Als sie einmal angefangen hatte, fiel ihr der Rest leicht. »Ich habe dir genau aus dem Grund gesagt, daß ich schwanger bin, den du kürzlich genannt hast. Ich wollte dich provozieren.« Sie legte ihre Hände an seine Wangen. »Aber ich kann nicht zulassen, daß du glaubst, ich hätte dein Kind vernichtet. Ich merke doch, wie sehr du dich deswegen quälst.«
Nach einem langen, prüfenden Blick brach er die Berührung ab und trat einen Schritt zurück. »Der Flug nach Houston geht Dienstagmorgen um sieben. Wirst du es schaffen?«
Sie hatte gehofft, ihre Mitteilung würde eine Welle von Vergeben und unterdrückter Liebe auslösen. In dem Versuch, sich ihre Enttäuschung nicht zu sehr anmerken zu lassen, fragte sie: »Was? Die frühe Zeit oder den Flug?«
»Beides.«
»Ich werd’s schon schaffen.«
»Das hoffe ich«, sagte er und ging zur Tür. »Eddy will, daß alles funktioniert wie bei einem Uhrwerk.«
Am Montagabend rief Irish den politischen Reporter von KTEX in sein Büro. »Alles für diese Woche geregelt?«
»Ja. Die Leute von Rutledge haben heute einen Zeitplan rübergeschickt. Wenn Sie das alles bringen wollen, muß Dekker gleichviel Sendezeit bekommen.«
»Lassen Sie das meine Sorge sein. Eure Aufgabe ist es, zu dokumentieren, was bei Rutledges Wahlkampf so alles los ist. Ach übrigens, ich gebe Ihnen Lovejoy statt des ursprünglich geplanten Kameramanns mit.«
»Mein Gott, Irish, was habe ich getan, daß Sie mir das zumuten? Er ist derart lästig! Er ist unzuverlässig. Er riecht die meiste Zeit schlecht.«
Er setzte seine Litanei von Gegenargumenten fort. Jeder Beliebige wäre ihm lieber gewesen als Van Lovejoy. Irish hörte schweigend zu. Als der Reporter geendet hatte, wiederholte er: »Ich gebe Ihnen Lovejoy mit.« Der Reporter gab auf. Wenn Irish etwas zweimal sagte, war jedes Argument sinnlos.
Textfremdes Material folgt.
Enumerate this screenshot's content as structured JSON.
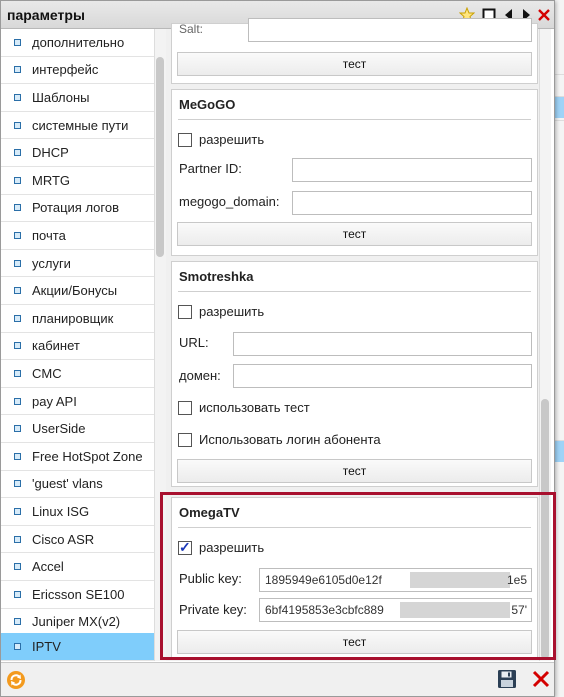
{
  "window": {
    "title": "параметры"
  },
  "titlebar_icons": [
    "star-icon",
    "maximize-icon",
    "arrow-left-icon",
    "arrow-right-icon",
    "close-icon"
  ],
  "sidebar": {
    "items": [
      {
        "label": "дополнительно"
      },
      {
        "label": "интерфейс"
      },
      {
        "label": "Шаблоны"
      },
      {
        "label": "системные пути"
      },
      {
        "label": "DHCP"
      },
      {
        "label": "MRTG"
      },
      {
        "label": "Ротация логов"
      },
      {
        "label": "почта"
      },
      {
        "label": "услуги"
      },
      {
        "label": "Акции/Бонусы"
      },
      {
        "label": "планировщик"
      },
      {
        "label": "кабинет"
      },
      {
        "label": "CMC"
      },
      {
        "label": "pay API"
      },
      {
        "label": "UserSide"
      },
      {
        "label": "Free HotSpot Zone"
      },
      {
        "label": "'guest' vlans"
      },
      {
        "label": "Linux ISG"
      },
      {
        "label": "Cisco ASR"
      },
      {
        "label": "Accel"
      },
      {
        "label": "Ericsson SE100"
      },
      {
        "label": "Juniper MX(v2)"
      },
      {
        "label": "IPTV"
      }
    ],
    "active_index": 22
  },
  "panels": {
    "top": {
      "label_cut": "Salt:",
      "button": "тест"
    },
    "megogo": {
      "title": "MeGoGO",
      "enable_label": "разрешить",
      "partner_id_label": "Partner ID:",
      "partner_id_value": "",
      "domain_label": "megogo_domain:",
      "domain_value": "",
      "button": "тест"
    },
    "smotreshka": {
      "title": "Smotreshka",
      "enable_label": "разрешить",
      "url_label": "URL:",
      "url_value": "",
      "domain_label": "домен:",
      "domain_value": "",
      "use_test_label": "использовать тест",
      "use_login_label": "Использовать логин абонента",
      "button": "тест"
    },
    "omegatv": {
      "title": "OmegaTV",
      "enable_label": "разрешить",
      "public_key_label": "Public key:",
      "public_key_value": "1895949e6105d0e12f",
      "public_key_tail": "1e5",
      "private_key_label": "Private key:",
      "private_key_value": "6bf4195853e3cbfc889",
      "private_key_tail": "57'",
      "button": "тест"
    }
  },
  "footer_icons": [
    "refresh-icon",
    "save-icon",
    "close-icon"
  ],
  "colors": {
    "highlight": "#a8102e",
    "active_item": "#7fcdfb",
    "close": "#d40000"
  }
}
Irish hatte sich schon vor ein paar Tagen dazu entschlossen. Der Reporter hatte von Anfang an nicht die geringste Chance gehabt, Irish umzustimmen.
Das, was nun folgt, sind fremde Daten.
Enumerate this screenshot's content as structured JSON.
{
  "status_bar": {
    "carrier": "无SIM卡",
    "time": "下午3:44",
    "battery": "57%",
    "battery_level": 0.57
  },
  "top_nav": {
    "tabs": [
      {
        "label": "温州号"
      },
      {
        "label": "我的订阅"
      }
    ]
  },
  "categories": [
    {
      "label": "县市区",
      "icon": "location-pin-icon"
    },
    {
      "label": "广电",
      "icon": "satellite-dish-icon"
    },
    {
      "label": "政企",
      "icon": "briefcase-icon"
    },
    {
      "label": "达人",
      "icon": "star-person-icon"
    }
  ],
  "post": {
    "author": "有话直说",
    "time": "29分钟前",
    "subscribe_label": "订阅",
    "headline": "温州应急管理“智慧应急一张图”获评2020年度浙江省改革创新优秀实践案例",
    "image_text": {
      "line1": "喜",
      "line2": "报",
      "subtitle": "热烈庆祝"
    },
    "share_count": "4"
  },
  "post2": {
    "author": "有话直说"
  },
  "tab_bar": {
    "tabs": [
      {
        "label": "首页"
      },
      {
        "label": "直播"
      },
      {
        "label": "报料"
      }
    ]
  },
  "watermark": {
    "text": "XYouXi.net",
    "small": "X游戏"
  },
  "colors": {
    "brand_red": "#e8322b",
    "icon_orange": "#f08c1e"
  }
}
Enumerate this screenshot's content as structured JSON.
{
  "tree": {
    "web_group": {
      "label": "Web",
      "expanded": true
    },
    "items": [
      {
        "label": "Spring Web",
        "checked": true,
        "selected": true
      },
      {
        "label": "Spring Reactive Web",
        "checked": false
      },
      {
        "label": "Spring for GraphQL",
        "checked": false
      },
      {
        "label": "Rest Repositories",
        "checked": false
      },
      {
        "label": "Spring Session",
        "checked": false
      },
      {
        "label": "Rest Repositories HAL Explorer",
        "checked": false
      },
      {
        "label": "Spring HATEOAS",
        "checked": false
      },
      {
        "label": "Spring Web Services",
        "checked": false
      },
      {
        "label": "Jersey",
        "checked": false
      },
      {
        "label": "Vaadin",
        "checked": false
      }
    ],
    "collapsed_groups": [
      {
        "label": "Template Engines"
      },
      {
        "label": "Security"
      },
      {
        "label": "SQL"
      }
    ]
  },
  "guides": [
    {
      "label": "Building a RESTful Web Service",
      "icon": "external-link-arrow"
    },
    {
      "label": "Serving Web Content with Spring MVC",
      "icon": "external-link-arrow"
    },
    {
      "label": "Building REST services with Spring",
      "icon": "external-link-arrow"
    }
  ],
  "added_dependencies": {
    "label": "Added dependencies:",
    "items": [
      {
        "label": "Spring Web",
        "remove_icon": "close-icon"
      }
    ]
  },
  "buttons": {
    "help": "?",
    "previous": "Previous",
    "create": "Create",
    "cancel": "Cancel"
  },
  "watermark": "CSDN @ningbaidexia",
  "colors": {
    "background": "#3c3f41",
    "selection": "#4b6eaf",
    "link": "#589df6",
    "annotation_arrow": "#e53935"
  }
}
Avery glaubte vielleicht nicht, daß sie in unmittelbarer Gefahr war, aber mit ihrer sturen und heftigen Art traf sie oft kurzfristig Entscheidungen, für die sie dann später büßen mußte. Er konnte kaum glauben, in welche Schwierigkeiten sie sich diesmal gebracht hatte. Allmächtiger Gott, dachte er, sie war eine andere Frau geworden! Er würde tun, was immer in seiner Macht stand, um zu verhindern, daß sie diesen Identitätswechsel mit ihrem Leben bezahlte.